L’épineuse question des échanges de civils

Selon le ministère de la Réintégration des territoires temporairement occupés de l’Ukraine, en novembre 2023, il y avait 4 337 Ukrainiens en captivité russe. Parmi eux, 3 574 étaient des militaires et 763 des civils.

Il n’existe pas d’algorithme spécifique en droit international sur la manière de libérer les civils de captivité. Selon les Conventions de Genève, seuls les combattants faits prisonniers de guerre peuvent être échangés entre eux, et les civils ne peuvent être reconnus comme prisonniers de guerre que s’ils participent au conflit et accompagnent les forces armées.

Malgré cela, les civils sont encore périodiquement inclus dans les échanges. Par exemple, le 3 janvier 2024 un échange de prisonniers de guerre a eu lieu entre la Russie et l’Ukraine, le premier depuis août 2023 : 248 personnes sont rentrées en Russie, et 230 personnes en Ukraine. Et en commentant cet échange de prisonniers, le président ukrainien Volodymyr Zelensky a écrit : « Les nôtres sont rentrés chez eux. Plus de 200 de nos soldats et civils ont été libérés de la captivité russe ». Cependant, on ne sait pas à quelle fréquence et dans quelle mesure les civils se retrouvent sur les listes d’échange.

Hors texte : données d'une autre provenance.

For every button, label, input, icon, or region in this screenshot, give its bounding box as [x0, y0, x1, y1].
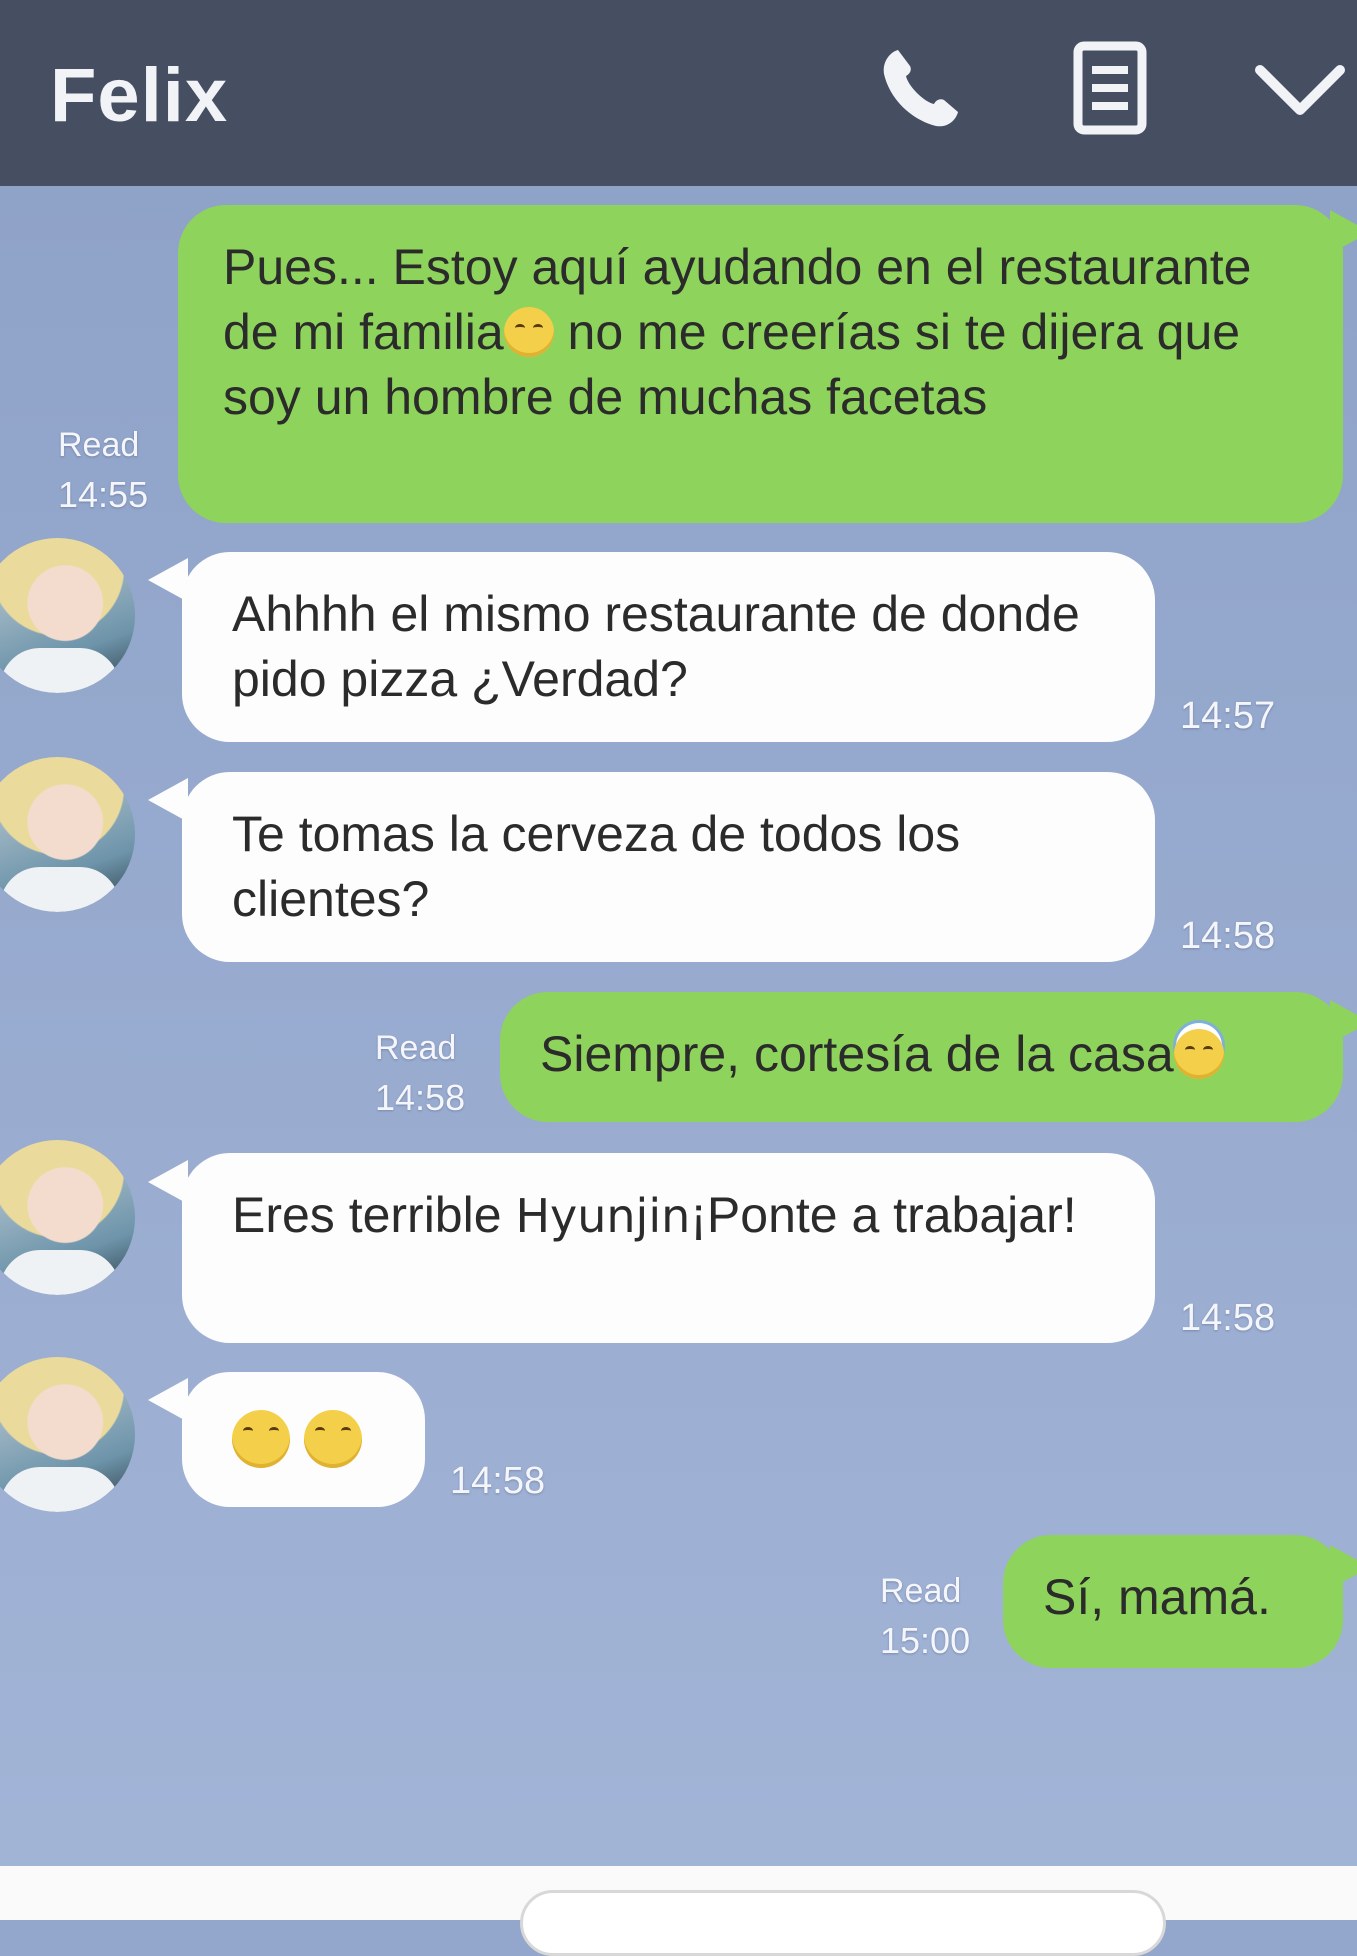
happy-emoji-icon: [303, 1410, 362, 1468]
chevron-down-icon[interactable]: [1250, 40, 1350, 140]
bubble-tail: [1330, 210, 1357, 254]
message-text: ¡Ponte a trabajar!: [690, 1187, 1077, 1243]
message-time: 14:58: [450, 1460, 546, 1502]
message-text: Ahhhh el mismo restaurante de donde pido…: [232, 586, 1080, 707]
contact-name: Felix: [50, 53, 229, 138]
message-text: Sí, mamá.: [1043, 1569, 1271, 1625]
message-time: 14:58: [1180, 915, 1276, 957]
message-bubble-incoming[interactable]: Eres terrible Hyunjin¡Ponte a trabajar!: [182, 1153, 1155, 1343]
dizzy-emoji-icon: [232, 1410, 290, 1468]
angel-emoji-icon: [1173, 1029, 1224, 1079]
message-bubble-incoming[interactable]: [182, 1372, 425, 1507]
phone-icon[interactable]: [868, 40, 968, 140]
read-receipt: Read 15:00: [880, 1572, 971, 1661]
message-text: Siempre, cortesía de la casa: [540, 1026, 1174, 1082]
chat-header: Felix: [0, 0, 1357, 186]
read-receipt: Read 14:58: [375, 1029, 466, 1118]
menu-icon[interactable]: [1060, 40, 1160, 140]
message-bubble-outgoing[interactable]: Siempre, cortesía de la casa: [500, 992, 1343, 1122]
bubble-tail: [1330, 1545, 1357, 1589]
message-text: Te tomas la cerveza de todos los cliente…: [232, 806, 961, 927]
message-bubble-outgoing[interactable]: Pues... Estoy aquí ayudando en el restau…: [178, 205, 1343, 523]
message-time: 14:57: [1180, 695, 1276, 737]
message-bubble-incoming[interactable]: Ahhhh el mismo restaurante de donde pido…: [182, 552, 1155, 742]
read-receipt: Read 14:55: [58, 426, 149, 515]
smile-emoji-icon: [503, 307, 554, 357]
mentioned-name: Hyunjin: [515, 1189, 691, 1243]
message-input[interactable]: [520, 1890, 1166, 1956]
message-bubble-incoming[interactable]: Te tomas la cerveza de todos los cliente…: [182, 772, 1155, 962]
message-time: 14:58: [1180, 1297, 1276, 1339]
message-text: Eres terrible: [232, 1187, 516, 1243]
bubble-tail: [1330, 1000, 1357, 1044]
message-bubble-outgoing[interactable]: Sí, mamá.: [1003, 1535, 1343, 1668]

Au cours de l’hiver 2023-2024, il était prévu d’échanger Navalnaya, avec une douzaine d’autres prisonniers de guerre ukrainiens. Fin décembre, ils ont été déplacés des cellules du centre de détention de Rostov vers celles de Donetsk. L’absence temporaire de détenus à Rostov-sur-le-Don peut expliquer les longues pauses dans l’examen de nombreuses affaires similaires par le tribunal militaire du district sud de la ville. Cependant, l’échange de Navalnaya et d’autres prisonniers de guerre ukrainiens dont les affaires sont en cours devant les tribunaux russes n’a pas eu lieu.

Evgeny Smirnov, avocat de First Departement, un groupe russe de défense des droits humains, spécialisé dans les affaires de trahison, d’espionnage et d’extrémisme, estime que le facteur principal en matière d’échange de civils est la volonté politique : « Si les décideurs hauts placés décident un échange, il existe toujours un moyen légal de le mettre en œuvre ». Selon l’avocat, « les gens sont souvent libérés par un décret présidentiel de grâce, ce qui n’est pas possible pendant la phase active du dossier. La libération pendant les phases d’enquête et de procès n’est légalement possible qu’en modifiant la mesure de contrainte ». Cependant, selon les observations de Smirnov, depuis février 2022, il n’y a eu aucun échange impliquant des civils faisant l’objet d’accusations criminelles en Russie.